Dank Virtual Reality selbst zum Chirurgen werden
Mit einer VR-Brille mitten ins Herz blicken, eine neue Krebstherapie am eigenen Leib spüren – Die Ausstellung «Bewegte Einblicke» zeigt Forschung zum Anfassen.
Das Wichtigste in Kürze
- Die Ausstellung «Bewegte Einblicke» zeigt medizinische Forschung der Universität Basel.
- Diese kann man anfassen. So können Besucher etwa eine chirurgische VR-Brille ausprobieren.
- Oder mit der Hand Ultraschallwellen erspüren, die in der Krebstherapie zum Einsatz kommen sollen.
Ich ziehe den menschlichen Brustkorb an mich heran, tauche unter den Rippenbögen hindurch, bis ich das Herz ganz nah vor mir sehe. Wie das geht? Mit Hilfe der Virtual-Reality (VR)-Brille, die ich trage. Durch sie sehe ich einen Brustkorb mit Organen in 3D vor mir. Mit einer Steuerung, die ich wie eine Fernbedienung in der Hand halte, kann ich den Torso in alle Richtungen drehen und wenden. Auch so, dass ich aus dem Herzen heraus direkt in die Hauptschlagader hineinsehen kann. Ihre schiere Grösse überrascht mich: Sie ist so dick wie die Wirbelsäule, der Gedanke an das ganze Blut erschreckt mich.
Diese VR-Brille nutzen Chirurgen tatsächlich, um sich die Bilddaten ihrer Patienten vor einer Operation in 3D anzuschauen. So können sie komplizierte Eingriffe schneller und besser planen.
Nun können auch Patienten die Brille ausprobieren: Vom 27. April bis zum 1. Juni zeigt die Ausstellung «Bewegte Einblicke. Medizin in der vierten Dimension» im Pharmaziemuseum Basel aktuelle Forschung des Departement of Biomedical Engineering der Universität Basel. Dessen Leiter Philippe Cattin und sein Team haben die weltweit einzigartige VR-Brille entwickelt. Chirurgen an den Universitätsspitälern in Basel und Genf nutzen sie bereits bei Operationen, hauptsächlich bei lebensbedrohlichen Gefässerweiterungen im Gehirn.
Erleben statt Erklären
In der Ausstellung gibt es grundsätzlich wenig Text und Erklärung dafür umso mehr Erleben und Anfassen. «Sie ist für Jugendliche von zwölf Jahren bis zum Maturaalter konzipiert», sagt Kurator Reinhard Wendler. «Das Wichtigste ist der Spass». Wer doch mehr wissen will, findet über QR-codes und Links Informationen, die bis in die Tiefen der Forschungsprojekte führen.
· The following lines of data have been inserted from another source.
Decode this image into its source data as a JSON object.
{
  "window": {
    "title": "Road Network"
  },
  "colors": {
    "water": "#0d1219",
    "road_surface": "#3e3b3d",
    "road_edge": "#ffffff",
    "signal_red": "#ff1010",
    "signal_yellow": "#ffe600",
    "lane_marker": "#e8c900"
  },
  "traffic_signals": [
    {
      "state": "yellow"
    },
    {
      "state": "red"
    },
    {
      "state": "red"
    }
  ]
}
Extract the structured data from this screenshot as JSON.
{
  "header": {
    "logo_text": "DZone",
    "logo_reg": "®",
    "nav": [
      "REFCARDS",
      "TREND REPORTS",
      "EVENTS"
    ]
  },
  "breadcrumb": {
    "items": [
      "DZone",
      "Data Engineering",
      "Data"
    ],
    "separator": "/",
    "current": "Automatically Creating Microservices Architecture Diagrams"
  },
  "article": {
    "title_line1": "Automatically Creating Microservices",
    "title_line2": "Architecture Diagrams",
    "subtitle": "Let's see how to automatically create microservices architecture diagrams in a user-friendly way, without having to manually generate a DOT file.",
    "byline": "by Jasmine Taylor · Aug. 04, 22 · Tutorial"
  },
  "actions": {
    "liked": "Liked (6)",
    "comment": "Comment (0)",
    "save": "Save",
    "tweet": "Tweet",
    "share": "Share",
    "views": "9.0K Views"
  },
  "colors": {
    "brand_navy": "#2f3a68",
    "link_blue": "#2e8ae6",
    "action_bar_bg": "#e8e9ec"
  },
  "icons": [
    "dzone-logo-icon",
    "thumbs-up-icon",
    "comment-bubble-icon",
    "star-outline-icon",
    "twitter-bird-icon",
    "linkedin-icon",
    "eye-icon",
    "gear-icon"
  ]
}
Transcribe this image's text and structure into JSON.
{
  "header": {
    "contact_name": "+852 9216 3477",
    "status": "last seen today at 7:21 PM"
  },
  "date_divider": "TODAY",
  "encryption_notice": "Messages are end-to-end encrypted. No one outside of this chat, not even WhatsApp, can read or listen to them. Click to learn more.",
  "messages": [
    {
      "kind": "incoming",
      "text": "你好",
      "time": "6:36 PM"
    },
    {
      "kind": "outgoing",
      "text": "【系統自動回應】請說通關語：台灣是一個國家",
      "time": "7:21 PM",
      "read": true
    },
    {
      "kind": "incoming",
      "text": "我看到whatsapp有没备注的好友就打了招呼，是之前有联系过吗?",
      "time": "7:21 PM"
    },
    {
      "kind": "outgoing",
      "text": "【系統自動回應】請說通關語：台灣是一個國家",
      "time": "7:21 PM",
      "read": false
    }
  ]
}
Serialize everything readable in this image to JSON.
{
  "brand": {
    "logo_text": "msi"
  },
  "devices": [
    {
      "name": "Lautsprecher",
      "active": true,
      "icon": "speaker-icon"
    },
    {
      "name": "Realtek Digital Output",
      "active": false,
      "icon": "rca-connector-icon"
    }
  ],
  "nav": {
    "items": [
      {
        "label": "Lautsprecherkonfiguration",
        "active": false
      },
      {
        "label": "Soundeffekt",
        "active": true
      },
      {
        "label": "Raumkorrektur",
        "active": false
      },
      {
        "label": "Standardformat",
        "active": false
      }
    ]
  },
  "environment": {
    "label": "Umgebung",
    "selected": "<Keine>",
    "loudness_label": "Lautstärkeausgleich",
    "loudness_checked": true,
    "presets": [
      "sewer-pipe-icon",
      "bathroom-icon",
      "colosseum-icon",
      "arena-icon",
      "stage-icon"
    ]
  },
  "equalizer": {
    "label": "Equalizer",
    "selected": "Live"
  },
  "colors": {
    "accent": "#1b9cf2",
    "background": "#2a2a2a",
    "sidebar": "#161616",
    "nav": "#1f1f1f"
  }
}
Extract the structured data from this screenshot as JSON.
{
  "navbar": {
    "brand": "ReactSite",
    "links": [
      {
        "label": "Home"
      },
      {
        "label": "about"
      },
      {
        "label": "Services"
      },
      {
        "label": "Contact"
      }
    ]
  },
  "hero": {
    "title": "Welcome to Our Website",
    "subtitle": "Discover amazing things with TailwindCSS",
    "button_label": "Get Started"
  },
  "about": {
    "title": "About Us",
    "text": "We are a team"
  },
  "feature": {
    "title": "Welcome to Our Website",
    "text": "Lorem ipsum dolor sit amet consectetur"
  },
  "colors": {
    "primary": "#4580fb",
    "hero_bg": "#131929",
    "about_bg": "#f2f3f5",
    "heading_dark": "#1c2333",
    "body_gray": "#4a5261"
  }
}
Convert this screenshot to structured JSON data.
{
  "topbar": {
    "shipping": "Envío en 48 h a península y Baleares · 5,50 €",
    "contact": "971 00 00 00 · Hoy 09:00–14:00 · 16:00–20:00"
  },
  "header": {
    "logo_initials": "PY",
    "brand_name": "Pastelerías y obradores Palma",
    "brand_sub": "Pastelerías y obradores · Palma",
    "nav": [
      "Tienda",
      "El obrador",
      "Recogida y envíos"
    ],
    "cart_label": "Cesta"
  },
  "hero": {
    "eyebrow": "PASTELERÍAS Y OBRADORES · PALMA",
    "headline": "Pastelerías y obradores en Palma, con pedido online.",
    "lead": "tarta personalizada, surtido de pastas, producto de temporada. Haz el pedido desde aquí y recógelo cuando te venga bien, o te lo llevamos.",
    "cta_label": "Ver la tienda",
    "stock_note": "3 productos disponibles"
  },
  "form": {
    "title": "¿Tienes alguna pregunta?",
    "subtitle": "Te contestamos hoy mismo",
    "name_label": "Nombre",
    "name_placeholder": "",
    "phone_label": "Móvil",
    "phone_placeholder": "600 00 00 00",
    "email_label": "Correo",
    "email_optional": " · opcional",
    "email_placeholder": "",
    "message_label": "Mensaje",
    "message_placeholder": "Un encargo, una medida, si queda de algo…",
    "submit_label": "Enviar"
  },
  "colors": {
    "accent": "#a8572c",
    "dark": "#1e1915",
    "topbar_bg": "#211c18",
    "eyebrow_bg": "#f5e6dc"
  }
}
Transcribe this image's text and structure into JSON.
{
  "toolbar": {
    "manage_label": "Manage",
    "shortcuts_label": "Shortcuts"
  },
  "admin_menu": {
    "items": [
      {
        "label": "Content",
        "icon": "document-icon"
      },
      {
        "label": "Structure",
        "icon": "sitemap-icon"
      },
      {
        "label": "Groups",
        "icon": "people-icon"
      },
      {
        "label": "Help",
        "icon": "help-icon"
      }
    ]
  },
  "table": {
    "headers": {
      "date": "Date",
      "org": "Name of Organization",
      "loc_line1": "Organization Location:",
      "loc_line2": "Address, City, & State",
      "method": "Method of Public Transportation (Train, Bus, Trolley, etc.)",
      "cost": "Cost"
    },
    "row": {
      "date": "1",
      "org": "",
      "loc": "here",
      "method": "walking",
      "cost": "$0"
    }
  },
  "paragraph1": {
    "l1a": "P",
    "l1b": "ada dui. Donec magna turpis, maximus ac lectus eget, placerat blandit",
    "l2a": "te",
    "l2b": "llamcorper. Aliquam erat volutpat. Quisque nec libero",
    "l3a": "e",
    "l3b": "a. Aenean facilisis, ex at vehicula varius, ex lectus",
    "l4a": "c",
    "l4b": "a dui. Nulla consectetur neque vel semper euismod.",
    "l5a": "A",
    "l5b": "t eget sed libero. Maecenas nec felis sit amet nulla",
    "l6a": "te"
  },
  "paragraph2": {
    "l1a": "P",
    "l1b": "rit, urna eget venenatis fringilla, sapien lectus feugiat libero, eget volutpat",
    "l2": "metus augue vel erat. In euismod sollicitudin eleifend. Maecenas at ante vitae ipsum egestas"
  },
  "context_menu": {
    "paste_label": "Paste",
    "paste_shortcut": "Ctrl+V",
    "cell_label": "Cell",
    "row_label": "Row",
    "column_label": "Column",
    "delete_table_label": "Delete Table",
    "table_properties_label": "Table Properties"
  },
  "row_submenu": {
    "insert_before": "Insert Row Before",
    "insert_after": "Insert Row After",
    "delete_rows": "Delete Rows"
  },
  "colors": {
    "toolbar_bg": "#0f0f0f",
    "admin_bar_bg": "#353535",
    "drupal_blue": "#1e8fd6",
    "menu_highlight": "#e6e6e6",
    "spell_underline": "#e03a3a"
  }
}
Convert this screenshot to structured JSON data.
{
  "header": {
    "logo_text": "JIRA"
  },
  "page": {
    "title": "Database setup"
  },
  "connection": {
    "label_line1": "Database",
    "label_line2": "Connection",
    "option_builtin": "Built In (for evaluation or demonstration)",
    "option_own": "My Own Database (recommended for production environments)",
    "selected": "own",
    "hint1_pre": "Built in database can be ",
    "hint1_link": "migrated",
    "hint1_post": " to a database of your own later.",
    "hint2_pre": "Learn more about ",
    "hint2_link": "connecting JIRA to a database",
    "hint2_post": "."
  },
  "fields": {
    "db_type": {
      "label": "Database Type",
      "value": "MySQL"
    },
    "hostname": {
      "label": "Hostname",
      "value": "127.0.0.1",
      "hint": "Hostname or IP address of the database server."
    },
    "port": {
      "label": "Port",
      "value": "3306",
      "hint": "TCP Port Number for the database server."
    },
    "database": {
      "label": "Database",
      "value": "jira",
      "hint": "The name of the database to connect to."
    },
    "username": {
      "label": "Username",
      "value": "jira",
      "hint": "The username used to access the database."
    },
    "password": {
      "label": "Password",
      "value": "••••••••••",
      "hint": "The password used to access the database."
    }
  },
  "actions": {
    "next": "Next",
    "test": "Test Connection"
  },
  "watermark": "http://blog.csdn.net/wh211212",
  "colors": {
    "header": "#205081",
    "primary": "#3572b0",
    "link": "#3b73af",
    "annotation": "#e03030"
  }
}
Forschung zum Anfassen – Jetzt habe ich sogar das Gefühl, selbst angefasst zu werden. Ich halte meine Hand über ein neuartiges Ultraschallgerät. An den Fingerspitzen kitzelt es, ich spüre den Ultraschall als sanften Druck auf der Handfläche.
Ultraschall zur Krebstherapie
Hinter dem Gerät steht ein Verfahren zur Krebstherapie, bei dem Tumore mit Ultraschall sozusagen kaputt-gekocht werden. Das ist dann sinnvoll, wenn sie nicht chirurgisch entfernt oder bestrahlt werden können, etwa weil sie zu dicht an Blutgefässen oder zu tief im Gewebe liegen.
Damit dabei kein gesundes Gewebe zerstört wird, muss der Ultraschall den Tumor punktgenau treffen. Das Geschwür bewegt sich aber mit der Atmung, weswegen sich die Schallwellen ebenfalls bewegen müssen. Um dieses Problem zu lösen, haben Philippe Cattin und sein Team ein mathematisches Modell entwickelt, das die Atembewegung für jeden Patienten individuell voraussagt. Im Moment prüfen die Forscher noch die Verlässlichkeit der Methode, erst danach werden Ärzte sie einsetzen können.